NEW ORAL ANTICOAGULANTS IN COMPLEX ADULT CONGENITAL HEART DISEASE PATIENTS: A SINGLE CENTRE EXPERIENCE

B. Sarubbi, G. Scognamiglio, A. Merola, A. Correra, M. D'Alto, E. Romeo, D. Colonna, G. Di Nardo, M.G. Russo

Adult Congenital Heart Disease UNIT (GUCH Unit). Monaldi Hospital, Naples, Italy

Abstract

Introduction & Background: New oral anticoagulants (NOA), including apixaban, dabigatran and rivaroxaban have been developed as alternatives to warfarin, the standard oral anticoagulation therapy for patients with atrial fibrillation. Adult congenital heart disease (ACHD) patients are usually at high risk for thromboembolism due to the presence of atrial arrhythmias, impaired ventricular function and pro-thrombotic conditions. Usually in this complex patients, warfarin use is limited by medication adherence, necessity of laboratory monitoring, pro-hemorrhagic conditions.
Aim of the study: was to assess the efficacy and safety of NOA in ACHD patients at high risk for thromboembolism.
Methods: 22 ACHD (5 male - 22.7%) patients affected by complex lesions had been randomized treated with NOA. Mean age at inclusion was 50±14.6 years. 1 patients had Ebstein anomaly, 5 had an atrial septal defect (1 uncorrected), 4 tetralogy of Fallot after surgical correction, 2 pulmonary stenosis (1 uncorrected), 4 tricuspid atresia (3 with Fontan circulation, 1 with Glenn palliation), 1 double inlet left ventricle with a Fontan circulation, 2 ventricular septal defect (1 uncorrected with Eisenmenger syndrome), 1 double outlet right ventricle with a Fontan circulation, 1 transposition of the great arteries after Mustard procedure, 1 uncorrected partial atrio-ventricular septal defect. 17 (77.3%) patients were taking vitamin K antagonists at the time of the inclusion, 3 (13.6%) antiplatelet drugs and 2 (9.1%) were native.
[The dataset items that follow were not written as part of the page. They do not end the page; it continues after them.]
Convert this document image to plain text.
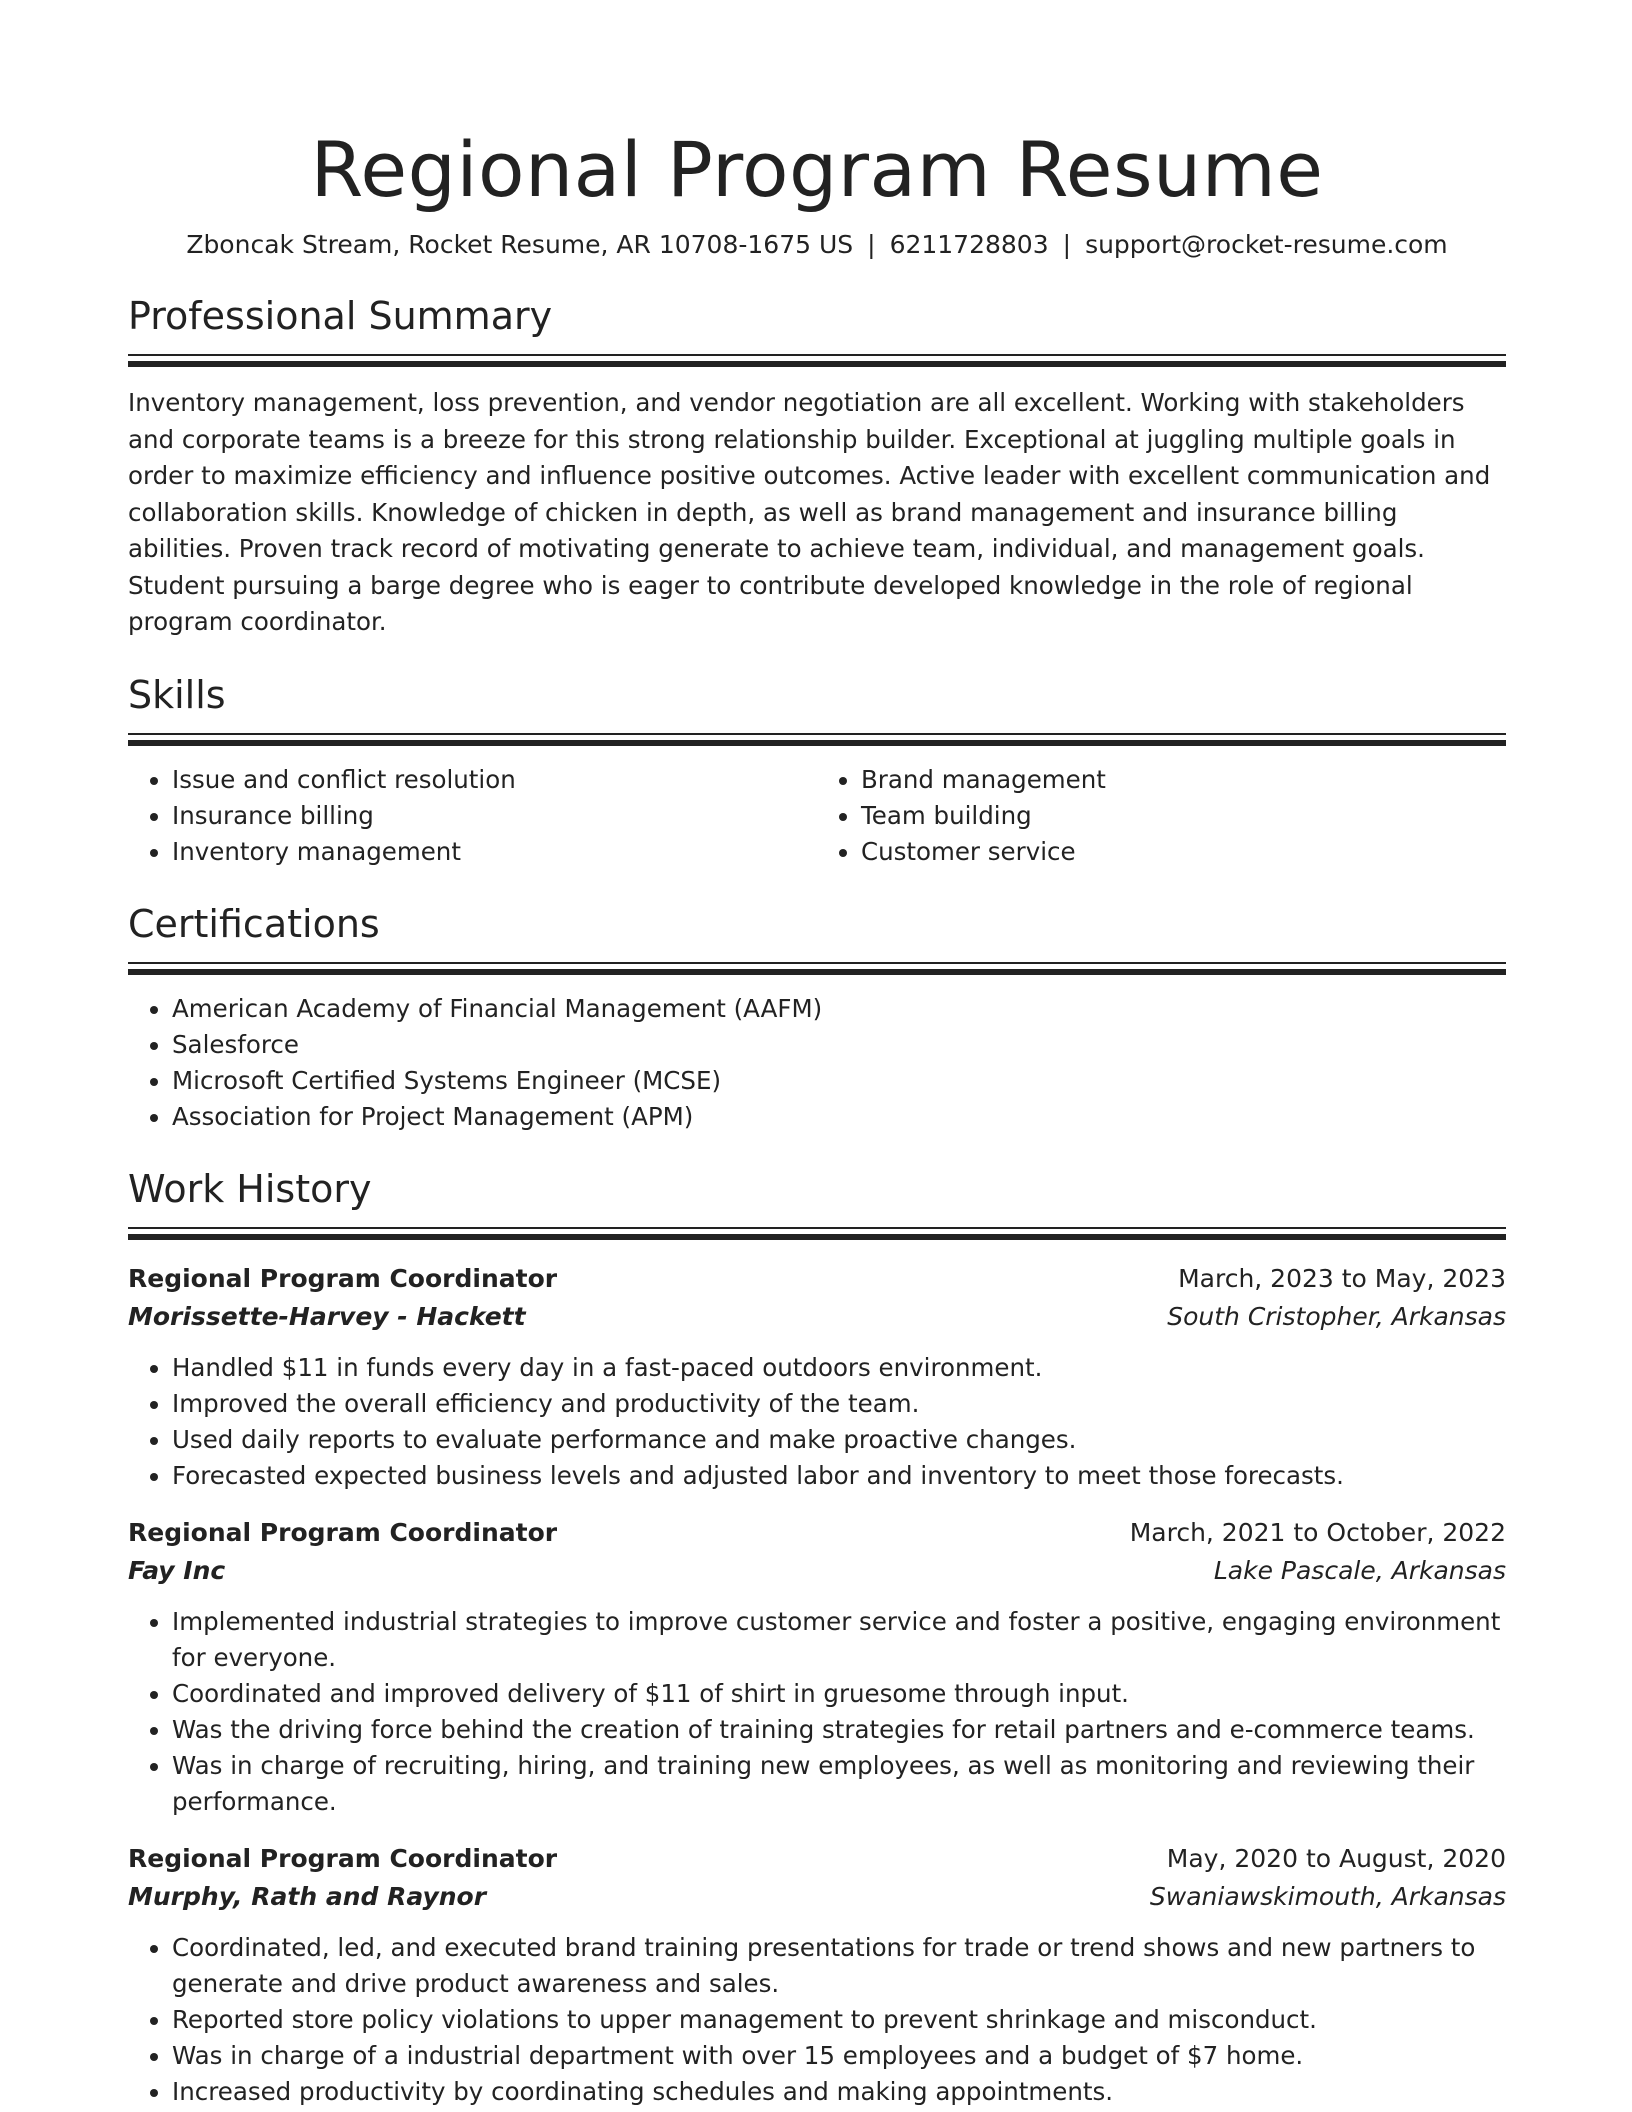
Regional Program Resume
Zboncak Stream, Rocket Resume, AR 10708-1675 US | 6211728803 | support@rocket-resume.com
Professional Summary

Inventory management, loss prevention, and vendor negotiation are all excellent. Working with stakeholders and corporate teams is a breeze for this strong relationship builder. Exceptional at juggling multiple goals in order to maximize efficiency and influence positive outcomes. Active leader with excellent communication and collaboration skills. Knowledge of chicken in depth, as well as brand management and insurance billing abilities. Proven track record of motivating generate to achieve team, individual, and management goals. Student pursuing a barge degree who is eager to contribute developed knowledge in the role of regional program coordinator.

Skills
• Issue and conflict resolution
• Insurance billing
• Inventory management
• Brand management
• Team building
• Customer service
Certifications
• American Academy of Financial Management (AAFM)
• Salesforce
• Microsoft Certified Systems Engineer (MCSE)
• Association for Project Management (APM)
Work History
Regional Program Coordinator	March, 2023 to May, 2023
Morissette-Harvey - Hackett	South Cristopher, Arkansas
• Handled $11 in funds every day in a fast-paced outdoors environment.
• Improved the overall efficiency and productivity of the team.
• Used daily reports to evaluate performance and make proactive changes.
• Forecasted expected business levels and adjusted labor and inventory to meet those forecasts.
Regional Program Coordinator	March, 2021 to October, 2022
Fay Inc	Lake Pascale, Arkansas
• Implemented industrial strategies to improve customer service and foster a positive, engaging environment for everyone.
• Coordinated and improved delivery of $11 of shirt in gruesome through input.
• Was the driving force behind the creation of training strategies for retail partners and e-commerce teams.
• Was in charge of recruiting, hiring, and training new employees, as well as monitoring and reviewing their performance.
Regional Program Coordinator	May, 2020 to August, 2020
Murphy, Rath and Raynor	Swaniawskimouth, Arkansas
• Coordinated, led, and executed brand training presentations for trade or trend shows and new partners to generate and drive product awareness and sales.
• Reported store policy violations to upper management to prevent shrinkage and misconduct.
• Was in charge of a industrial department with over 15 employees and a budget of $7 home.
• Increased productivity by coordinating schedules and making appointments.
Only 1 patient had pulmonary arterial hypertension (Eisenmenger syndrome). 12 (54.5%) patients had permanent atrial fibrillation, 6 (27.3%) had history of persistent atrial fibrillation, 1 (4.5%) of parossistic atrial fibrillation and 3 (13.6%) of intra-atrial reentry tachycardia. 15 (68.2%) patients had heart failure (9 with right heart failure).
Results: Mean follow-up was 8.5±4 months. 10 (45.4%) patients were treated with Apixaban 5 mg bid, 2 (9.2%) with Apixaban 2.5 bid (low calculated glomerular filtration), 10 (45.4.7%) started Dabigatran 150 mg bid. One patients with Fontan circulation had to discontinue the treatment with NOAC (namely Apixaban 2.5 mg bid) for major gastrointestinal bleeding and severe anemization. She had a previous history of minor bleeding (epistaxis, menorrhagia) and impaired renal function (creatinine 0.123 mmol/l). She was the only one with previous history of bleeding. There were no thromboembolic events during the follow-up. 3 patients with atrio-pulmonary Fontan circulation and previous history of atrial thrombus remained thrombus free during the follow-up.
Conclusions: The NOA can be safety used even in a high risk population such as complex ACHD patients, as they showed to be efficacious in the prevention of stroke and systemic embolism with a slow risk for major bleeding. They appear to have a favourable safety profile in a long-term use population with a great number of extracardiac possible diseases, making them promising alternatives to warfarin.